When I was young, I witnessed the silent treatment amongst some relatives. It was a painful way to respond to conflict, yet at times, it's better to be silent than to talk since people need time to process, collect their thoughts, deescalate and more.
Since that early life experience, I've read a lot about the silent treatment also known as stonewalling. It is definitely a painful response to conflict and not one that is readily supported in the many articles I read. Though talkers and reactors like me could effectively employ wait time when it comes to struggle, conflict, and problems, in general it's best to use words effectively to meet the struggles we face.

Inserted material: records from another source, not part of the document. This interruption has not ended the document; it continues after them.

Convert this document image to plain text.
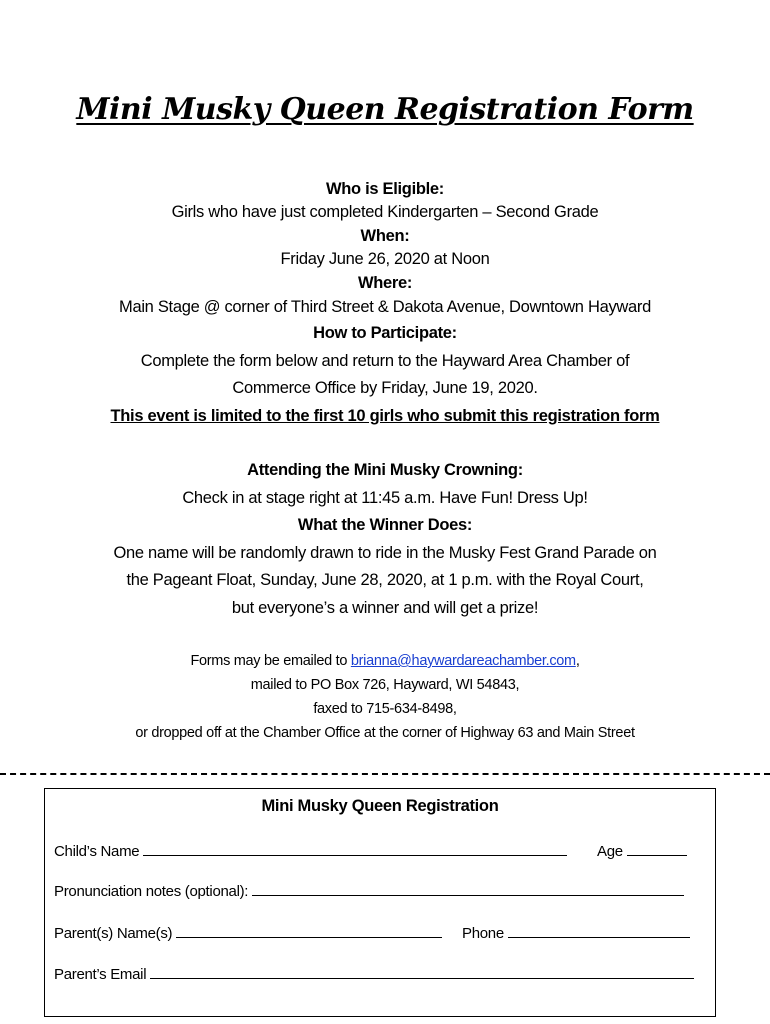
Mini Musky Queen Registration Form
Who is Eligible:
Girls who have just completed Kindergarten – Second Grade
When:
Friday June 26, 2020 at Noon
Where:
Main Stage @ corner of Third Street & Dakota Avenue, Downtown Hayward
How to Participate:
Complete the form below and return to the Hayward Area Chamber of
Commerce Office by Friday, June 19, 2020.
This event is limited to the first 10 girls who submit this registration form
Attending the Mini Musky Crowning:
Check in at stage right at 11:45 a.m. Have Fun! Dress Up!
What the Winner Does:
One name will be randomly drawn to ride in the Musky Fest Grand Parade on
the Pageant Float, Sunday, June 28, 2020, at 1 p.m. with the Royal Court,
but everyone’s a winner and will get a prize!
Forms may be emailed to brianna@haywardareachamber.com,
mailed to PO Box 726, Hayward, WI 54843,
faxed to 715-634-8498,
or dropped off at the Chamber Office at the corner of Highway 63 and Main Street
Mini Musky Queen Registration
Child’s Name	Age
Pronunciation notes (optional):
Parent(s) Name(s)	Phone
Parent’s Email
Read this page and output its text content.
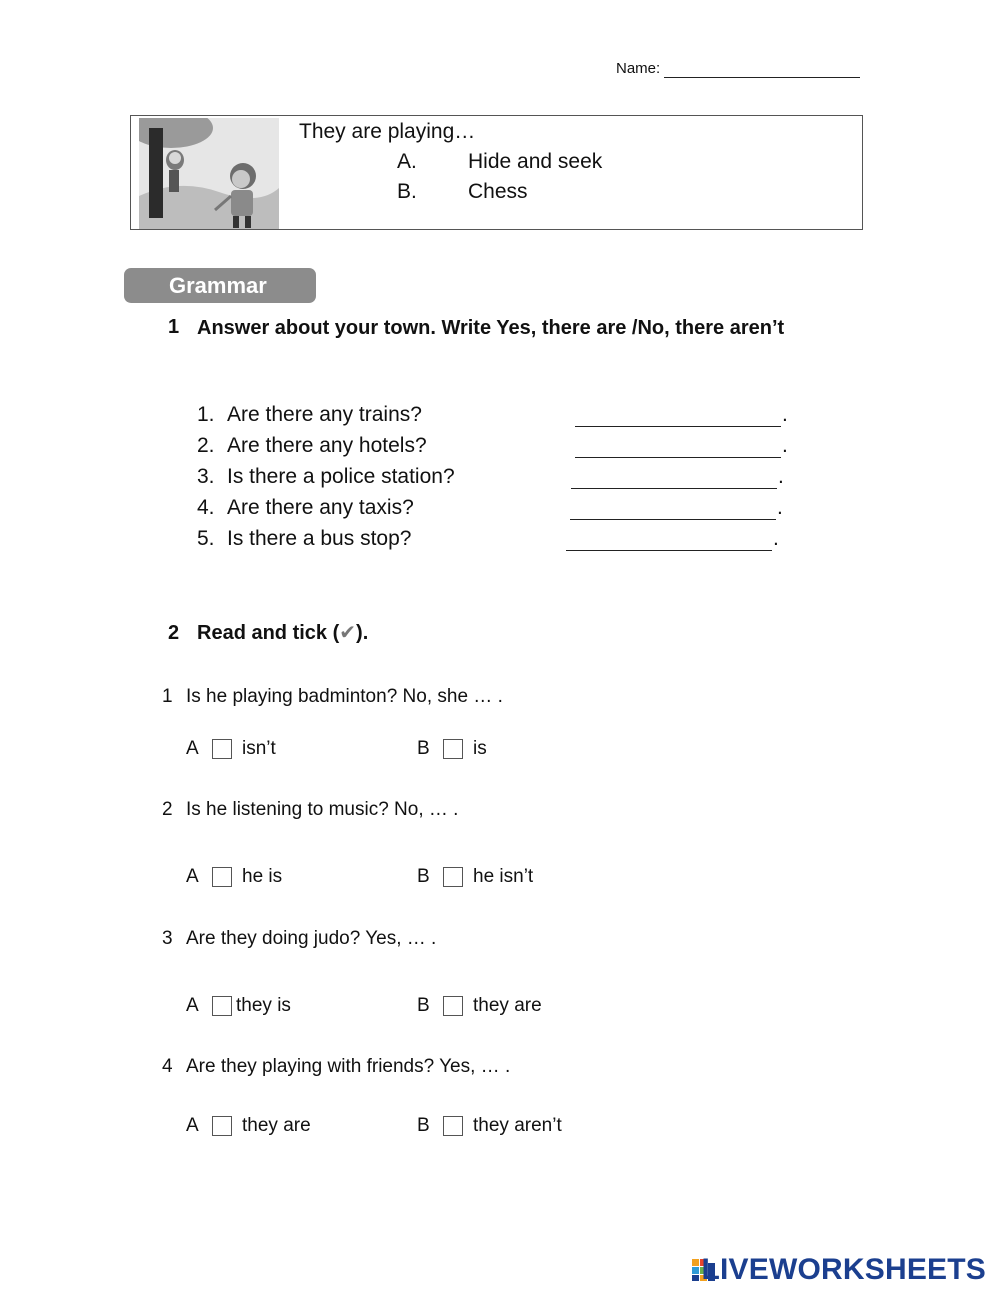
Name:
They are playing…
A. Hide and seek
B. Chess
Grammar
1 Answer about your town. Write Yes, there are /No, there aren’t
1. Are there any trains?	.
2. Are there any hotels?	.
3. Is there a police station?	.
4. Are there any taxis?	.
5. Is there a bus stop?	.
2 Read and tick (✔).
1 Is he playing badminton? No, she … .
A isn’t	B is
2 Is he listening to music? No, … .
A he is	B he isn’t
3 Are they doing judo? Yes, … .
A they is	B they are
4 Are they playing with friends? Yes, … .
A they are	B they aren’t
LIVEWORKSHEETS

I remember one time a few years ago when I let a situation fester, and finally when I spoke about it, the words I used were not effective. Looking back, I would have been much better off if I had simply said, I'm struggling with this situation, and I simply don't know what to do. That would have opened the doors to good conflict resolution, empathy, and resolve.
Using words effectively is a great skill. Using quiet and reflection to get us to a place of understanding is similarly effective. However, for the most part, prolonged silence or stonewalling another person is not effective, and can be abusive when used excessively.
Many were not provided with early examples of effective language and actions related to supportive, strong relationships. This is why many look for avenues to learn these social skills as they grow older in order to build and maintain the positive relationships possible. Onward.